Housing affordability is becoming problematic as construction materials become more and more expensive.

According to the latest report from the U.S. Census Bureau, new home sales fell 5.9 percent from March to April 2021. Despite that dropoff, demand for housing remains high, with new home sales nearly 50 percent higher than they were at this time last year.

Market experts note that this month-to-month decline in sales is likely a sign that builders are being more cautious in response to the rising costs of building materials.

“Builders are reluctant to sign sales contracts for houses they haven’t broken ground on because of the possibility that costs will continue to rise, nibbling into profits,” said Holden Lewis, housing and mortgage expert at personal finance website NerdWallet. “So some builders are waiting at least until houses are framed before accepting buyers’ offers. This limits the number of home sales, even as demand remains strong.”

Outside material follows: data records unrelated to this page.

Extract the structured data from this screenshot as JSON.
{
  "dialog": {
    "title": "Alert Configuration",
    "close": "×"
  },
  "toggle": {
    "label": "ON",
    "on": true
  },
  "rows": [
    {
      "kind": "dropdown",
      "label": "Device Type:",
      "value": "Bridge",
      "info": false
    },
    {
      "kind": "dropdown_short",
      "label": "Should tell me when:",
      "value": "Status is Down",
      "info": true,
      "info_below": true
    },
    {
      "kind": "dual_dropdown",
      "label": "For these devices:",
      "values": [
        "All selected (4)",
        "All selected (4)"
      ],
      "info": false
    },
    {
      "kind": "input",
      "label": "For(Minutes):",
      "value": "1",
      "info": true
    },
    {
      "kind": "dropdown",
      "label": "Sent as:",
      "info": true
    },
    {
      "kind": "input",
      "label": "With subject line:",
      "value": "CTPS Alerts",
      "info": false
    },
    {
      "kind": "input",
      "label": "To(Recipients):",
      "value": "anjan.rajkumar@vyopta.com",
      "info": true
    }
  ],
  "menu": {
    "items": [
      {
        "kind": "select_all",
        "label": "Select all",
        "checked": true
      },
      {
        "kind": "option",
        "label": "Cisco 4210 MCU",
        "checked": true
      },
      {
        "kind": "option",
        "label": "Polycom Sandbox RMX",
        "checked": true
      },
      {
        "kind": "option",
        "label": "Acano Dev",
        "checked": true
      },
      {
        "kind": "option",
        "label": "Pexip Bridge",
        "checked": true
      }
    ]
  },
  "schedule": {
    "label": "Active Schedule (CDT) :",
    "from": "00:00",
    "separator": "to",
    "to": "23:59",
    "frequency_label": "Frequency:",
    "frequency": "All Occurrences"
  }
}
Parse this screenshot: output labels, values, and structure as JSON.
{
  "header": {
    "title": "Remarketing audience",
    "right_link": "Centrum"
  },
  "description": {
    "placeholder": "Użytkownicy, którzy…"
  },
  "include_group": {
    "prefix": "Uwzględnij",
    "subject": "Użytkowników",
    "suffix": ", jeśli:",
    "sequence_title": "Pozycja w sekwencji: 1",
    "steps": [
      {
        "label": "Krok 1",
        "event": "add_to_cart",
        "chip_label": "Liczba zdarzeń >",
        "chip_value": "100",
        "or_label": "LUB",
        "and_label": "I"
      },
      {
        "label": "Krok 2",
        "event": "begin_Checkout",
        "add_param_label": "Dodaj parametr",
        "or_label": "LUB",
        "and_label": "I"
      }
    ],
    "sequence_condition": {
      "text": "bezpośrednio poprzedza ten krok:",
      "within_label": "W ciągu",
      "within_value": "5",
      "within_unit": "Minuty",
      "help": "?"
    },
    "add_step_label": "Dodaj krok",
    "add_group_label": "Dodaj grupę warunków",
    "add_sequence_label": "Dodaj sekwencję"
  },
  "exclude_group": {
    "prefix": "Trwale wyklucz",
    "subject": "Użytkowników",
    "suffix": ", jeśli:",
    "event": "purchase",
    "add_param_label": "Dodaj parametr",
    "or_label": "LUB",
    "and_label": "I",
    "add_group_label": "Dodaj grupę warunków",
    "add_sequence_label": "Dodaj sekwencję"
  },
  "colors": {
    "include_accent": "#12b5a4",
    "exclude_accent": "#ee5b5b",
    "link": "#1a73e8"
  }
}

Several construction associations, including the Associated General Contractors of America and the National Association of Home Builders, recently requested that lawmakers take legislative action to slow the rapidly ballooning cost of construction materials like lumber and steel.

“The Biden administration must address these unprecedented lumber and steel costs and broader supply-chain woes or risk undermining the economic recovery,” said Stephen E. Sandherr, chief executive officer of the AGC.

NAHB chairman Chuck Fowke also called for federal intervention.

“A growing number of builders are limiting sales in order to manage supply chains, including access and cost factors associated with lumber, appliances, and other building materials,” he said. “Policymakers need to find ways to improve the supply chain, by facilitating more domestic production, or in cases where that cannot be done, suspending tariffs to allow for more imports.”

High demand can only sustain the market for so long before affordability concerns catch up with builders and buyers alike. Until building material costs go down, housing costs will continue to rise. That’s bad news for potential buyers.

“After a period of builders holding back price increases, new home prices were 20 percent higher year-over-year per the April Census data,” said Robert Dietz, chief economist for the NAHB. “Higher prices have priced out buyers, particularly at the lower end of the market. A year ago, 45 percent of new home sales were priced below $300,000. In April 2021, only 27 percent of new home sales were priced below $300,000.”